Masekela: It was once in a lifetime. Road tripping with my father through the country he was exiled from for 30 years and taking the world along for the ride, was a beautiful thing. To be able to give a western audience a true sense of place as to how diverse and beautiful South Africa and its culture really are, was both humbling and an honor.
FR: Music and musicians is a topic you frequently tweet about. What are your favorite genres of music and how big of an influence is your dad on your musical tastes?
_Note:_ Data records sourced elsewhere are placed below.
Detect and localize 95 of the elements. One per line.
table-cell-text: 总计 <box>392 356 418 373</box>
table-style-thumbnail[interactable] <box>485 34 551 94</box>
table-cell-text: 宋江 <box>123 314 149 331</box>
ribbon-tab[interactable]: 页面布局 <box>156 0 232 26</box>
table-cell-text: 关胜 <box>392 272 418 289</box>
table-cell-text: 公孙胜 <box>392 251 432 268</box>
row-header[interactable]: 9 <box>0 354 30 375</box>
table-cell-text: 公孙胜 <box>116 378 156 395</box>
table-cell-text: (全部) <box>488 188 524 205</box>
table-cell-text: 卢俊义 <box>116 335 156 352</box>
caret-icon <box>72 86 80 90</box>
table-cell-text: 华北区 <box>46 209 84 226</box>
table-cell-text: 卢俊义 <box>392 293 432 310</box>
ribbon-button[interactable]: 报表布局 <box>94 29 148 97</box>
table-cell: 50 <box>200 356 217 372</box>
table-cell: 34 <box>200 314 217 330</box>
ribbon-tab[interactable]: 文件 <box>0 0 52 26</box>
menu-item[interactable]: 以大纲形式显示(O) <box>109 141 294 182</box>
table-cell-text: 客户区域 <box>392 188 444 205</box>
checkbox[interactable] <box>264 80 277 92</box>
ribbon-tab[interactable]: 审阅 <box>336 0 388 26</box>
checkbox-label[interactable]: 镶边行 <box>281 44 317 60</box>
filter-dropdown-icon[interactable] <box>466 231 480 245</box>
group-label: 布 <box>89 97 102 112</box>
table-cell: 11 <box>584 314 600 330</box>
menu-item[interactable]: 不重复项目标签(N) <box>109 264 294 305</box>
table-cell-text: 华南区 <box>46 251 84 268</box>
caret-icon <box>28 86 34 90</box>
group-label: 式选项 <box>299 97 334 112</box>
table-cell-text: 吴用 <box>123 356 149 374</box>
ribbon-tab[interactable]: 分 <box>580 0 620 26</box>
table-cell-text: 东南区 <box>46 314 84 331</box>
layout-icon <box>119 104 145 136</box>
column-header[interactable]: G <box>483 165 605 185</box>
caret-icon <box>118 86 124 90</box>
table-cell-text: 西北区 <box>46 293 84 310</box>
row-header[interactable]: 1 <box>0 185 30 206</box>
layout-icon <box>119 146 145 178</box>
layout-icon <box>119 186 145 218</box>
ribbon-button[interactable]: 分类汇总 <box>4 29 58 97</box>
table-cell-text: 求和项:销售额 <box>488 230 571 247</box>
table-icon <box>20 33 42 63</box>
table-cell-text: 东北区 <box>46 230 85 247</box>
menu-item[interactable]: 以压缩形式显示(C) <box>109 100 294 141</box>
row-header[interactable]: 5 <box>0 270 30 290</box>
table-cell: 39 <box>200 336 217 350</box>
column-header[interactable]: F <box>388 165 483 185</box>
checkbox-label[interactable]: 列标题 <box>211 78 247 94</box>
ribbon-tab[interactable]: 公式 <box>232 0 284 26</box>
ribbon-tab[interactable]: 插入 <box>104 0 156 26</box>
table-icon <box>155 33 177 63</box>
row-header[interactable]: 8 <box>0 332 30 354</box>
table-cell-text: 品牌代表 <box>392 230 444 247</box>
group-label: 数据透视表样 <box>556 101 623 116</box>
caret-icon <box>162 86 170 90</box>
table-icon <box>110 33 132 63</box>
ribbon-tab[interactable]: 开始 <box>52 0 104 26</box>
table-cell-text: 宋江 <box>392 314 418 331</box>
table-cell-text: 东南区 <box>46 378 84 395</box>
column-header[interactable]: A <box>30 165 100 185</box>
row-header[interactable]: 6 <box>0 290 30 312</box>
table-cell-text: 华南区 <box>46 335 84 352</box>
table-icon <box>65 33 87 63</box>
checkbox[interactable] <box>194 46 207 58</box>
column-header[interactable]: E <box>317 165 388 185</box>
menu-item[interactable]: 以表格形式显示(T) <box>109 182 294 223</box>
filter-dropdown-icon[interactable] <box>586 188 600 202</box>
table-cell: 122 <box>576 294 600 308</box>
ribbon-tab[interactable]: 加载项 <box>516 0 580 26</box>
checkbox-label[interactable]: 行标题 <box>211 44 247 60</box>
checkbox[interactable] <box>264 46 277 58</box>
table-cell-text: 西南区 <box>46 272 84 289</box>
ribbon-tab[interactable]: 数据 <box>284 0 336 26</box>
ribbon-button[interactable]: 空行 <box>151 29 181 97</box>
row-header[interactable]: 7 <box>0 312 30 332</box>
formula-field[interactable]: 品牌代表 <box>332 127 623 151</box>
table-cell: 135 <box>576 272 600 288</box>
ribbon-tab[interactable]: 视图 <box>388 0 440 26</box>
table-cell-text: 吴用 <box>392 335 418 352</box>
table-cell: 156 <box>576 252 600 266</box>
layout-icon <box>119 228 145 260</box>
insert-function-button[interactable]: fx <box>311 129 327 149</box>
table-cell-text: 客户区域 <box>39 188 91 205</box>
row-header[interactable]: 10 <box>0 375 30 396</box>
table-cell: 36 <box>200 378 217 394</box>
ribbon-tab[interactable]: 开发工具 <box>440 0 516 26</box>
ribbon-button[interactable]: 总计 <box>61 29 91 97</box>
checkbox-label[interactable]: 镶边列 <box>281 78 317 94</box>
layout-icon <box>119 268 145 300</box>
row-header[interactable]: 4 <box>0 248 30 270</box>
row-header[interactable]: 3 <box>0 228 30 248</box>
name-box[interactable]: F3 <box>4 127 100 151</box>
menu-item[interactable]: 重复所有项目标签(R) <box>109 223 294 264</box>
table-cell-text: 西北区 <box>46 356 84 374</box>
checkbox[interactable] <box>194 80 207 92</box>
Masekela: I have a wide palate of musical tastes. My playlists are everything from ’70’s West African Hi-Life to Brazilian Classics to Radiohead to Wu-Tang Clan to Kanye West to Norah Jones. I grew up in jazz clubs as a young kid in the late 70’s and 80’s and toured with my father on Paul Simon’s Graceland Tour as a teenager, so my dad is a major influence on a lot of my tastes. He also insisted that I learn to play music at an early age and keep both an open ear and mind. Therefore, you can also expect me to be the first guy in the pit at a Rage Against the Machine concert.
FR: Your tweets reveal that you are involved in changing many of the social issues plaguing the world. As co-founder of Stoked Mentoring, how did the idea come about to combine life skills with action sports to help disadvantaged youth?
Masekela: Action sports have directly affected the person that I am today. The perseverance needed to progress, the constant challenge of new environments, understanding that we as humans are deeply connected at our core — these are all lessons that action sports have taught me. When those lessons began to translate into professional success, I started to wonder how perhaps these same lessons could make a difference in young people lacking opportunities to succeed. In 2005, I met a young man named Steve Larosiliere who had a similar vision and a deep background in both the non-profit and mentoring worlds. We combined our abilities and Stoked Mentoring was born. Now in it’s sixth year Stoked is dedicated to human development through the principles of action sports. You can learn more at stoked.org.
FR: You played yourself in the animated movie Surf’s Up as a penguin announcer. If you could be any animated character who would you be?
Masekela: Uncle Ruckus from The Boondocks.